大規模災害時に備え 「やさしい日本語」交流会浸透 別府市 参加者、当初の3倍に

「亀」という漢字の語源やイメージについて話す交流会の参加者たち
「亀」という漢字の語源やイメージについて話す交流会の参加者たち
写真を見る

 大きな災害が発生したときなど外国人に躊躇(ちゅうちょ)なく話し掛けられるようにと、大分県別府市周辺に住む日本人と外国人が、「やさしい日本語」を使って理解し合う交流会「ひるまち にほんご」が徐々に浸透している。3年前の熊本地震を契機に立命館アジア太平洋大(APU、同市)の教員3人が始めた。当初の参加者は十数人だったが、今ではその3倍近くに。3人は「少しずつ、スムーズに会話ができ始めている」と自信を深めている。
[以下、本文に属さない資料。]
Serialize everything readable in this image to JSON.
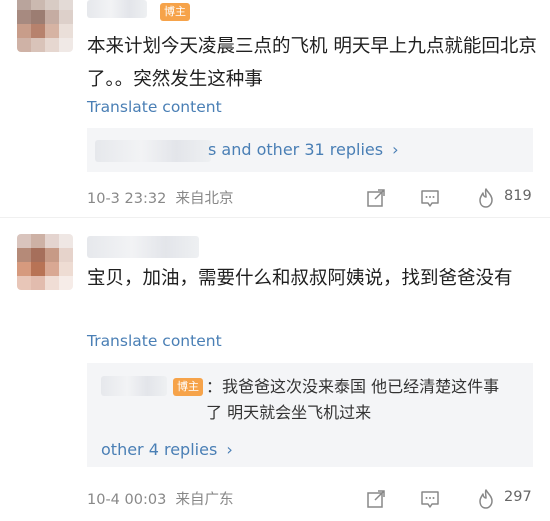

 交流会は、日本語を教えるAPU講師の山内美穂さん(54)ら3人がボランティアで開催。2016年4月の熊本地震では、別府市の避難所に日本人と外国人が一緒に身を寄せたが、避難者への聞き取り調査の結果、「普段外国人とあまり接触のない住民は、外国人の行動を理解できない」「外国語を使わないとコミュニケーションが取れないと考えている住民がいる」ことが見えてきた。言葉や文化の違いから生じる誤解や認識不足を解消するため、同年11月から月1回のペースで交流会を始めた。

 交流会は理解が深まるよう「です・ます」や短い文で話し、外国人が分かりにくい「きらきら」などの擬態語や和製英語はできるだけ使わないのがルール。「新年の行事」「ペット」など毎回テーマを決め、意見交換などをしている。

 同市千代町の飲食店であった1月の交流会には、APUの留学生や教員とその家族、地元の日本人ら計約30人が参加。数人ずつのグループに分かれ、「漢字」に関するゲームやクイズなどを楽しんだ。あるグループでは「漢字は難しいがデザインとしてきれい」「外国人は漢字に対していろんなイメージを持っている」などそれぞれの見方や考え方を発言し合った。

 初参加した韓国出身のAPU留学生(20)は「日本人は物静かと思っていたが、特に目上の方に元気な方が多い」と驚いた様子。4年前に別府市に移住した女性(67)は「いろんな国の言葉を知り、もっと分かりやすく日本や別府を伝えたい」と意欲満々だった。

 最近は常連の参加者もおり、同県由布市や福岡市でも同様の交流会が企画されているという。山内さんは「外国人には覚えた日本語を試す場、日本人には外国人を身近な存在として理解する場になっている。外国人にあまり興味がない人にも広がっていけば」と話している。